Em nossa mais recente sessão de terapia a minha mãe, Dona Nadir, foi citada novamente. Muito por conta da possibilidade de minha aposentadoria estar próxima, e dos conselhos que ela me deu quando eu era adolescente e começava a trabalhar. Então a sessão foi sobre a talvez severidade da Dona Nadir, as expectativas dela para seu filho, meu pai como uma régua ou um alvo. E por aí conversamos. Inclusive estávamos próximos do aniversário de morte da Dona Nadir, efeméride que havia me passado despercebido. Dona Nadir morreu, mas ainda vive um tanto em mim. Em especial pelos valores e lembranças introjetados em mim, e que vez por outra invoco. Mas, claro, a terapia é para ajudar a lembrar que as minhas decisões devem levar em consideração o meu bem estar, e não as ideias de Dona Nadir. 

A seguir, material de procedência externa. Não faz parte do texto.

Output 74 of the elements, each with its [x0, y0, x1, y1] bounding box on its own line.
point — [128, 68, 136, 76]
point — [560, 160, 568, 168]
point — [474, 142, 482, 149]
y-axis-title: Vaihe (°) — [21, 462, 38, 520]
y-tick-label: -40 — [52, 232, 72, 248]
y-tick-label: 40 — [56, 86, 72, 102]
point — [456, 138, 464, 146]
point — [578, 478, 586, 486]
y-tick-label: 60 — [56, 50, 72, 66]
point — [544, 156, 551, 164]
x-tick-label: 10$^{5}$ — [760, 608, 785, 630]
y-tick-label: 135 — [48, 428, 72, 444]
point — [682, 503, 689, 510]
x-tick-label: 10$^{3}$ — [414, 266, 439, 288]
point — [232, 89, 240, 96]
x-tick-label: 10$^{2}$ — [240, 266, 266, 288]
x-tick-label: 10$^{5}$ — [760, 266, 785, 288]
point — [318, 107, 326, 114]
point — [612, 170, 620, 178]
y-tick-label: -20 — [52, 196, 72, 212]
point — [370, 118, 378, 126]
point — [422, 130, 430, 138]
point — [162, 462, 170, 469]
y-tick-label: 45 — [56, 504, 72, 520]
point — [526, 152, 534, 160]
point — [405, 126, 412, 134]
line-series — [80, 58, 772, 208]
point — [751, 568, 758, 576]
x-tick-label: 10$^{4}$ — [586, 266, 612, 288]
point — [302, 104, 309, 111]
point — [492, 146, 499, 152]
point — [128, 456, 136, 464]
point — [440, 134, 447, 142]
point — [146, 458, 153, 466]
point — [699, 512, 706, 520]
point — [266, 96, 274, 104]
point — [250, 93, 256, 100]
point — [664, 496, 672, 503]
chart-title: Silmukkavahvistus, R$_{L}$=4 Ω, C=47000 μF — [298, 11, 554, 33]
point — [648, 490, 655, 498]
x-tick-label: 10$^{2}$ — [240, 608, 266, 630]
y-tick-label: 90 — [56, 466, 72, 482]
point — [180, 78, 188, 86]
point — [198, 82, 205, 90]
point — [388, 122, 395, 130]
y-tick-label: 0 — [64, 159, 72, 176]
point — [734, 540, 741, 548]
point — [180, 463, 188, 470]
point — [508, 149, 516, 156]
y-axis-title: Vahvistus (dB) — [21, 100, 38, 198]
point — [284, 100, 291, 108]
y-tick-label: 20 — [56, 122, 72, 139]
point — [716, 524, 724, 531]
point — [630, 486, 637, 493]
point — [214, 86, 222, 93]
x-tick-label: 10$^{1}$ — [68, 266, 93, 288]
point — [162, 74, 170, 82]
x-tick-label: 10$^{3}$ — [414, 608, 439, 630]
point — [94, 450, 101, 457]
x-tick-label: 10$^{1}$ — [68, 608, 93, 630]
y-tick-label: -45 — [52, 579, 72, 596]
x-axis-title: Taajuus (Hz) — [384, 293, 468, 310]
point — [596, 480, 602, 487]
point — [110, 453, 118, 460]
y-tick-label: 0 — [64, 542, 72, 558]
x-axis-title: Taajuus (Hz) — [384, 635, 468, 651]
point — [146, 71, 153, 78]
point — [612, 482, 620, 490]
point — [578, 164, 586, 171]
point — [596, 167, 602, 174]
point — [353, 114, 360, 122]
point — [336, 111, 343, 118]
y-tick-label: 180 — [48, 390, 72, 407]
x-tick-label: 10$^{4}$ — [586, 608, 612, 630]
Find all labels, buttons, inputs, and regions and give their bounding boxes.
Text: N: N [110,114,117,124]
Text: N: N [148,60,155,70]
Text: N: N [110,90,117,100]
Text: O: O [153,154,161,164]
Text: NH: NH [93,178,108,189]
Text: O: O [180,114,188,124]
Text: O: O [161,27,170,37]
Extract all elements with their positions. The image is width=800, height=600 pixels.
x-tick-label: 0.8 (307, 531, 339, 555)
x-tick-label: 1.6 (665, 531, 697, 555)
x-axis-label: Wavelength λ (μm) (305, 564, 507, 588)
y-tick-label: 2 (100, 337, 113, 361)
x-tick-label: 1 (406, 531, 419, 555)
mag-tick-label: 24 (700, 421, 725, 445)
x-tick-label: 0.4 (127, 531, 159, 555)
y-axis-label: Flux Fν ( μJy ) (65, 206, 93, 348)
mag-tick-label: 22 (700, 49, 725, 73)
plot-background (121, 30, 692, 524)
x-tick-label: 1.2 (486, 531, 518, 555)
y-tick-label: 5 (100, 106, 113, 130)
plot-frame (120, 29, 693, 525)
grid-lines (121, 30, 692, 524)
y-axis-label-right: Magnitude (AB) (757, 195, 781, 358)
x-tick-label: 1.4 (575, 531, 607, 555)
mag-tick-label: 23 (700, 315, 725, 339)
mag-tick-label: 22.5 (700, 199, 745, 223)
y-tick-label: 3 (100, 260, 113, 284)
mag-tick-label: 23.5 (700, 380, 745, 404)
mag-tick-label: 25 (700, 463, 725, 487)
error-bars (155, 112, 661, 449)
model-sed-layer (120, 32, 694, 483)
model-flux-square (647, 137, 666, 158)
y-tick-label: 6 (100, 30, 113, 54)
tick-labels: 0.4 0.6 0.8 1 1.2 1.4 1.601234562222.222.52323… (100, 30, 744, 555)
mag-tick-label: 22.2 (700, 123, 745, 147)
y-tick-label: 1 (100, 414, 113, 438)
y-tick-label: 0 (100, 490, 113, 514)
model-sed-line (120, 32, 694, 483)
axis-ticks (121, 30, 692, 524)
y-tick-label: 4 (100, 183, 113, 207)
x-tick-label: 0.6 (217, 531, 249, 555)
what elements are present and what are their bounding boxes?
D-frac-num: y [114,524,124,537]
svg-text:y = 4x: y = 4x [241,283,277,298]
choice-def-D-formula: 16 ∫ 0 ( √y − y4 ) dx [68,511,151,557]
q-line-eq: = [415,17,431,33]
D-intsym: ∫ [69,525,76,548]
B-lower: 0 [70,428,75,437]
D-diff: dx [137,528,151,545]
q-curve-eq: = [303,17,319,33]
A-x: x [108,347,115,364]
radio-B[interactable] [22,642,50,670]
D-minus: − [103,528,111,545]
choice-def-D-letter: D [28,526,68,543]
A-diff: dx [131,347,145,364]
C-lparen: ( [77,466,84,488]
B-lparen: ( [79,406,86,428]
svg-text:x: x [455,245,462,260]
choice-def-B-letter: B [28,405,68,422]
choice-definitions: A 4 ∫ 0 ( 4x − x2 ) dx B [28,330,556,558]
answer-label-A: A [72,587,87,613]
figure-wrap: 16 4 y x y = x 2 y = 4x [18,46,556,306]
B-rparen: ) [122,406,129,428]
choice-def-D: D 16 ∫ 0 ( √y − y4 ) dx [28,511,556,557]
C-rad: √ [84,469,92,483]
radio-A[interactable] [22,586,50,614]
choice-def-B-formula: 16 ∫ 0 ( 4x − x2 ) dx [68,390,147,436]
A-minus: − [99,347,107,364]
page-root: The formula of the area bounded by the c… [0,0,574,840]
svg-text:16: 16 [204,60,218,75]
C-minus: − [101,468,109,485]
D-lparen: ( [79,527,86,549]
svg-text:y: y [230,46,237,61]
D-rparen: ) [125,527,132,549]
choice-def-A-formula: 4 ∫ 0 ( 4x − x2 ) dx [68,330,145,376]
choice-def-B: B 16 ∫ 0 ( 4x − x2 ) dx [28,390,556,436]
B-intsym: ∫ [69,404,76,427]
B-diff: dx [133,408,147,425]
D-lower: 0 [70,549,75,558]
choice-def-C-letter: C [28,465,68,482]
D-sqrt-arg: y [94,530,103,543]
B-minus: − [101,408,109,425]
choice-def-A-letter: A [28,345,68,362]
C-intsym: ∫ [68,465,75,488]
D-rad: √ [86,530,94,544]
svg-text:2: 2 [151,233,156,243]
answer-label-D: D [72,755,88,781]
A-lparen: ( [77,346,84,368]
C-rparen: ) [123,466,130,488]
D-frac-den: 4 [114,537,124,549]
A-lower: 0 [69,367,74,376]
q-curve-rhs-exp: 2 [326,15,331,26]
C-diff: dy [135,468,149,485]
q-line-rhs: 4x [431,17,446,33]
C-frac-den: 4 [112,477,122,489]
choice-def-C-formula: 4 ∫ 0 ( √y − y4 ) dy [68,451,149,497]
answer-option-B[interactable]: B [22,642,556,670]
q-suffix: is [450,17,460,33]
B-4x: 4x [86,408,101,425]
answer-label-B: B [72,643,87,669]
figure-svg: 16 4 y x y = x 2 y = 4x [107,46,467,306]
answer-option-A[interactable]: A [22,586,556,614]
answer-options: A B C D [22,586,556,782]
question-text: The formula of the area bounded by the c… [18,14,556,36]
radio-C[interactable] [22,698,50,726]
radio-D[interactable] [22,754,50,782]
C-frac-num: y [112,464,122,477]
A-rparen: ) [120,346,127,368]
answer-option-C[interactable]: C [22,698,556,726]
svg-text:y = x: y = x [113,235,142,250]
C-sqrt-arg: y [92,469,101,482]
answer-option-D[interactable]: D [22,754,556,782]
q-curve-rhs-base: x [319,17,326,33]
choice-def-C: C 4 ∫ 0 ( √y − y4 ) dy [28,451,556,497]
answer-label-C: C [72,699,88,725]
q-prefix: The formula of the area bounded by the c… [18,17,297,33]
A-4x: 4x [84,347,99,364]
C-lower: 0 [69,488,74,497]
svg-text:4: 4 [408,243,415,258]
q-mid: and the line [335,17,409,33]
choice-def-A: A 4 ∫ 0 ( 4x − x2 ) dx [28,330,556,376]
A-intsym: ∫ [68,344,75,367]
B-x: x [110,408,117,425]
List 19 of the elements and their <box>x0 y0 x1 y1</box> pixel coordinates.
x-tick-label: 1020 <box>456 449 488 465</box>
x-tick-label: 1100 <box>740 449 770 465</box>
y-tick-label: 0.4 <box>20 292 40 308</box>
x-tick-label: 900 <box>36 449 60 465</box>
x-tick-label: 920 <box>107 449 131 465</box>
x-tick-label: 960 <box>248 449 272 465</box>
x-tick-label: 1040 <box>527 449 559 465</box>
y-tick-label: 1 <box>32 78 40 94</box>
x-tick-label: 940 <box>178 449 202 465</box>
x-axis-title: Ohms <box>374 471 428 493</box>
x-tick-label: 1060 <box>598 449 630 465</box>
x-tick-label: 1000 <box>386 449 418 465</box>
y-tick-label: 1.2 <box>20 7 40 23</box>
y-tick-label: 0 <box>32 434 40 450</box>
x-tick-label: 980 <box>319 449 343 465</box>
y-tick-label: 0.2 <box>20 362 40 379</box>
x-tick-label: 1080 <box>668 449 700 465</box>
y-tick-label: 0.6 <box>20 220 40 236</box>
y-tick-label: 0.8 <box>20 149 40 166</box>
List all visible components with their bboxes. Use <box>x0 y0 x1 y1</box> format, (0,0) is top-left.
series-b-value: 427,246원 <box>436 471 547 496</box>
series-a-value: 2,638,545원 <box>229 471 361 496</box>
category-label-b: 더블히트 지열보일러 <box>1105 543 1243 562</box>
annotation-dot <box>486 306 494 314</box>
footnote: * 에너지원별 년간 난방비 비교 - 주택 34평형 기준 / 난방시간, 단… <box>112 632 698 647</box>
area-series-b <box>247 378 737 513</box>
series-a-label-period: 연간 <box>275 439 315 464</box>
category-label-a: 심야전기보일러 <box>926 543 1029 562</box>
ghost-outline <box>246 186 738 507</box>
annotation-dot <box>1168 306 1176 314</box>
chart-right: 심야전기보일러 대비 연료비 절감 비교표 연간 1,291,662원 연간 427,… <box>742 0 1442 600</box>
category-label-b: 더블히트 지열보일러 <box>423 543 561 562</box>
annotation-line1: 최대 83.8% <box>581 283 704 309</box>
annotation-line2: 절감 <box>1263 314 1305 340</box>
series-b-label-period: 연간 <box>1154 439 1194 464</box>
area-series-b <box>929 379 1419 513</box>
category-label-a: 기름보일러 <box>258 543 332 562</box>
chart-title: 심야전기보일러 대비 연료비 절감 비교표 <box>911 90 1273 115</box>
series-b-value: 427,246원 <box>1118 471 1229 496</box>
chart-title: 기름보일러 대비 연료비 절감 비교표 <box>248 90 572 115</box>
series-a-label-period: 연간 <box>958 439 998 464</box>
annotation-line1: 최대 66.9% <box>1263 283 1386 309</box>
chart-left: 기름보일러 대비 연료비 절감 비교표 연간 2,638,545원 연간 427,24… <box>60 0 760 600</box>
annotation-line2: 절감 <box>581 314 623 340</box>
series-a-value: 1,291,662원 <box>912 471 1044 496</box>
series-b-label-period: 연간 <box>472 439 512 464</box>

Surrender é um livro com quarenta capítulos baseados em quarenta canções.

Ele perdeu a mãe, aos 14 anos, em 1974. Ele teve uma perda dupla na época. A família comemorava as bodas de ouro de seus avós maternos. Naquela noite, depois da comemoração, o avô de Hewson teve um infarto fulminante. A família estava em tratativas de velório quando a mãe dele, Iris, desmaiou. Levada ao hospital, em seguida faleceu, em decorrência de aneurisma. 

Então, naquela casa, restaram três homens desconcertados. Seu pai, seu irmão mais velho e ele. E em 1974 homens não choravam, homens não podiam expressar seus sentimentos. A vida deve ter seguido como foi possível. 

Em 2014, o U2 lançou um álbum chamado Songs of Innocence. Lá está a canção Iris (Hold Me Close). E nesse terceiro capítulo, Bono relata uma preparação para entrar ao palco em um show, e cantar essa canção. De alguma forma, ali estava o homem de 54 anos lidando com o luto da perda de sua mãe 40 anos antes. 

Nossos mortos continuam nos influenciando por muito tempo depois de suas partidas. 

Era isso. Talvez falemos mais na próxima sessão. 


26, 28/11/2022.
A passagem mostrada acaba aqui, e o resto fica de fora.